If My ‘Father’s Name was Hitler,’ I Wouldn’t Call Myself His Son

COMMENTARY | Not everyone has a close relationship with their father; some people grow up never knowing who theirs is. Being estranged from a parent can become something that consumes a person’s thoughts. It’s natural to want to know about one’s biological parents: who they were, what they were like, what their interests were. It’s not strange at all to want to embrace one’s heritage and find answers to certain existential questions — unless one of your parents was Adolf Hitler.

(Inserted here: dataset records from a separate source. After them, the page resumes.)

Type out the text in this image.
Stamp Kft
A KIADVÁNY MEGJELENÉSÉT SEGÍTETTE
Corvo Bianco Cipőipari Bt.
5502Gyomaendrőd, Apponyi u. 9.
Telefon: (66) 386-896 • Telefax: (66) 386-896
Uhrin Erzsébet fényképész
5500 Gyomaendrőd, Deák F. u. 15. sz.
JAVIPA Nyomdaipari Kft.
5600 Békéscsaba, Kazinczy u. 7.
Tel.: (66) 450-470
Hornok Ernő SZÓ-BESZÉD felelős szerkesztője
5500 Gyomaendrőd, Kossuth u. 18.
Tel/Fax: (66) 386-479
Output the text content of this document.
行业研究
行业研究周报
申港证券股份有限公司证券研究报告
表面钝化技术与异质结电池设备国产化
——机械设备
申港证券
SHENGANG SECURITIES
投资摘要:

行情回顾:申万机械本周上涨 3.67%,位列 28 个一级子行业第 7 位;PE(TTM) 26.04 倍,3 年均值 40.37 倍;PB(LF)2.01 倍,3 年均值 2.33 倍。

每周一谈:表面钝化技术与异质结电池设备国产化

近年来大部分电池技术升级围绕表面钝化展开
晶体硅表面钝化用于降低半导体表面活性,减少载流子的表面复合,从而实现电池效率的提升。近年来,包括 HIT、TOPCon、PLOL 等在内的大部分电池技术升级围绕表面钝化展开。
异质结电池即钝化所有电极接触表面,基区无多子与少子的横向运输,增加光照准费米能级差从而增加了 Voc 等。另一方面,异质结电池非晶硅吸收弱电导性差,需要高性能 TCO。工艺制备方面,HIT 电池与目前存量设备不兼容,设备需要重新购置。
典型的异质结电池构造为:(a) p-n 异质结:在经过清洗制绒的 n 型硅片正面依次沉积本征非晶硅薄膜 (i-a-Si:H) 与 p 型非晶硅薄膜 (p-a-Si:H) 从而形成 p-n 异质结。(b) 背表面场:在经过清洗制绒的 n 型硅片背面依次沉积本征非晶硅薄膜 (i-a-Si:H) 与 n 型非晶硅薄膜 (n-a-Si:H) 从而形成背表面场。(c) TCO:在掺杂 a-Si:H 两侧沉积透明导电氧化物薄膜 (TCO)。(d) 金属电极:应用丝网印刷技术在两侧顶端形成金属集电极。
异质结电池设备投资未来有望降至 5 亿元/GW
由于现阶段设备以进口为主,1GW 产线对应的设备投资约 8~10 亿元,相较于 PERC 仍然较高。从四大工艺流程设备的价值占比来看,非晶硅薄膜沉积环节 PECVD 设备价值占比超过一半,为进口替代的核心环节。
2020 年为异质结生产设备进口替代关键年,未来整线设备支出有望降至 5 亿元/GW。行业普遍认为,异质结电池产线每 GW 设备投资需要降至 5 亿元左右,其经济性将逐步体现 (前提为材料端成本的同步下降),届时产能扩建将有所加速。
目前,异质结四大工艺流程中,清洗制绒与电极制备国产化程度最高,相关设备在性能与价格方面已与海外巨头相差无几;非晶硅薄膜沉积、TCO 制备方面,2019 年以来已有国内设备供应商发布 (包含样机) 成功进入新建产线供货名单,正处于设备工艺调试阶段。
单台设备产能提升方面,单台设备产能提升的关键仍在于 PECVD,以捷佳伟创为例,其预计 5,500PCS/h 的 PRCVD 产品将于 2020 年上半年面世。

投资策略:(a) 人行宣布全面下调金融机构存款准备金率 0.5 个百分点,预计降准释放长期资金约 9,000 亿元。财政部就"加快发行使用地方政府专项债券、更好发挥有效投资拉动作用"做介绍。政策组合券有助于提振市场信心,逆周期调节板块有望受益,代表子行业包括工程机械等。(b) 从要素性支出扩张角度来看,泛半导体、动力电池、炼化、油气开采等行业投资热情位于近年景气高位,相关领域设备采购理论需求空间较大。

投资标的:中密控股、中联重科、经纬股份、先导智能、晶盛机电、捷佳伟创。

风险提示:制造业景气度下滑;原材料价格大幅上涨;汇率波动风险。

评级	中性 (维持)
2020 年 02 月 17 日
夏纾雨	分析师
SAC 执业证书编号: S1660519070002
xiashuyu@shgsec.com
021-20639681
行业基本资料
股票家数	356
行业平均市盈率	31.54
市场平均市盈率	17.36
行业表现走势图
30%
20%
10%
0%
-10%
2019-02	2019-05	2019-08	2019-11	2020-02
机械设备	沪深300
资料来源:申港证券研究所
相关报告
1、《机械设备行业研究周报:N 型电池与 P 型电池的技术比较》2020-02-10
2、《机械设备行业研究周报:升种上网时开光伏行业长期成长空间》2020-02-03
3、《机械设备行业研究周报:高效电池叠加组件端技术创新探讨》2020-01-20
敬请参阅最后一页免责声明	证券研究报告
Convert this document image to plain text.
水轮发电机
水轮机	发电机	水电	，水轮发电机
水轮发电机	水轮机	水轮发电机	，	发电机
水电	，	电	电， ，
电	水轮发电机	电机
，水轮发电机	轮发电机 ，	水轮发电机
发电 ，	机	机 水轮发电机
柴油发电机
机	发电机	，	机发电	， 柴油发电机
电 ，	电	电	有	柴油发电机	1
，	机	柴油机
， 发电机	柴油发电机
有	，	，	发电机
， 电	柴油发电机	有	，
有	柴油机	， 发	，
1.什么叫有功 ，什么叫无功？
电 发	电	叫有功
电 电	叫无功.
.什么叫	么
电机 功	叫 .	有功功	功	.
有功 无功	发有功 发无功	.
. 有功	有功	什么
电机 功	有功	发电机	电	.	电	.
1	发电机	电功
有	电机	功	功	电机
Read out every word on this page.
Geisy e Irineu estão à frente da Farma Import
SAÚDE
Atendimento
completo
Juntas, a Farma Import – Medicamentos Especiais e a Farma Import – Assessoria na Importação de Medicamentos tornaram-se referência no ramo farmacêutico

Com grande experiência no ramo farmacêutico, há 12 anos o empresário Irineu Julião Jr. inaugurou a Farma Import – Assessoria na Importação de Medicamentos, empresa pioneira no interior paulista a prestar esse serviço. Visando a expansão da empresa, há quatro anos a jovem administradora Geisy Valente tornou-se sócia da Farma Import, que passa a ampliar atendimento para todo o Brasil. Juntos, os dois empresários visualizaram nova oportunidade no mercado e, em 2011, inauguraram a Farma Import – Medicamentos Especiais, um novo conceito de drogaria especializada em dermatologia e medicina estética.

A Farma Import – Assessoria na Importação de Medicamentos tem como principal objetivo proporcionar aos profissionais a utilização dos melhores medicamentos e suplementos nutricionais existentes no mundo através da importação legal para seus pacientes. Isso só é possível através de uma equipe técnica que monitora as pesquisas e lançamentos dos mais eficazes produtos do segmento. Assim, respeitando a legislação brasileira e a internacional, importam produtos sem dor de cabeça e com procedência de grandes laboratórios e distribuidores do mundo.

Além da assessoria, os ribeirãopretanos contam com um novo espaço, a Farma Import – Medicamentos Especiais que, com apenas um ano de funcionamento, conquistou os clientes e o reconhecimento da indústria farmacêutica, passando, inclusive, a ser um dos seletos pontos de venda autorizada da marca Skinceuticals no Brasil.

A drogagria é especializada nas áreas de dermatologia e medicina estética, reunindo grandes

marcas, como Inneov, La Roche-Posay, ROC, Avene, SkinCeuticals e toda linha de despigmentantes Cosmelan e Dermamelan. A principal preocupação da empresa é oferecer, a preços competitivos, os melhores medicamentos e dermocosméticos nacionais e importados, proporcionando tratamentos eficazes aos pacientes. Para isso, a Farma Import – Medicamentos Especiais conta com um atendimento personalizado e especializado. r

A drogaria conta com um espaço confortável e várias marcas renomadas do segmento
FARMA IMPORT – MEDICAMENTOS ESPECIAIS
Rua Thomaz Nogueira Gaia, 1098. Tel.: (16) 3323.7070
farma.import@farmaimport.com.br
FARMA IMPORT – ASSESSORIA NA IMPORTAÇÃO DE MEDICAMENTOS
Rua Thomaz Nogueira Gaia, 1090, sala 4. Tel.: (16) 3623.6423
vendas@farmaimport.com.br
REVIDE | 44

However, at least one person out there believed that Hitler was his dad, and instead of embracing denial, Jean-Marie Loret set out on a mission to find out the truth about his mother’s claim — that she slept with Adolf Hitler when she was 16 and conceived Loret during that encounter. Though the author died four years after going public with the story, his children are now the heirs to this claim to fame, or infamy, as it were.

I acknowledge that we don’t get to choose our parents. We don’t get to choose the traits that get passed on to us biologically, so Loret can’t be blamed for being the son of an evil dictator. He can be blamed for sporting a creepy, rectangular mustache and the accompanying natural frown, though, which makes the resemblance between the two even more striking. Surely, he hadn’t groomed himself that way unaware of the similarity. He actually joined the French Resistance during the German occupation of France, and it now appears that during that same time period, Hitler was sending Loret’s mother cash deliveries — in France.

If I learned that Hitler might have been my father, I would want to disprove the claim. I would insist that my mom never repeat that story again — to me or anyone else. I certainly wouldn’t have had the audacity to write a book detailing the story, out of fear for my family, if not shame itself. I definitely wouldn’t call myself his son, or in my case, daughter.

Of course, Loret wrote a book instead of hiding his secret, and despite the fact that his father is one of the most hated men who ever lived, his parentage was certainly a claim to fame. While I don’t envy Loret, I don’t exactly blame him for going public with his story. Though he died in 1985, his children will be getting the royalties from “Your Father’s Name Was Hitler which has been republished with new evidence that further supports his claim. According to Loret’s lawyer, they could probably also get royalties on “Mein Kampf,” but that would be embracing the family connection a little too wholeheartedly.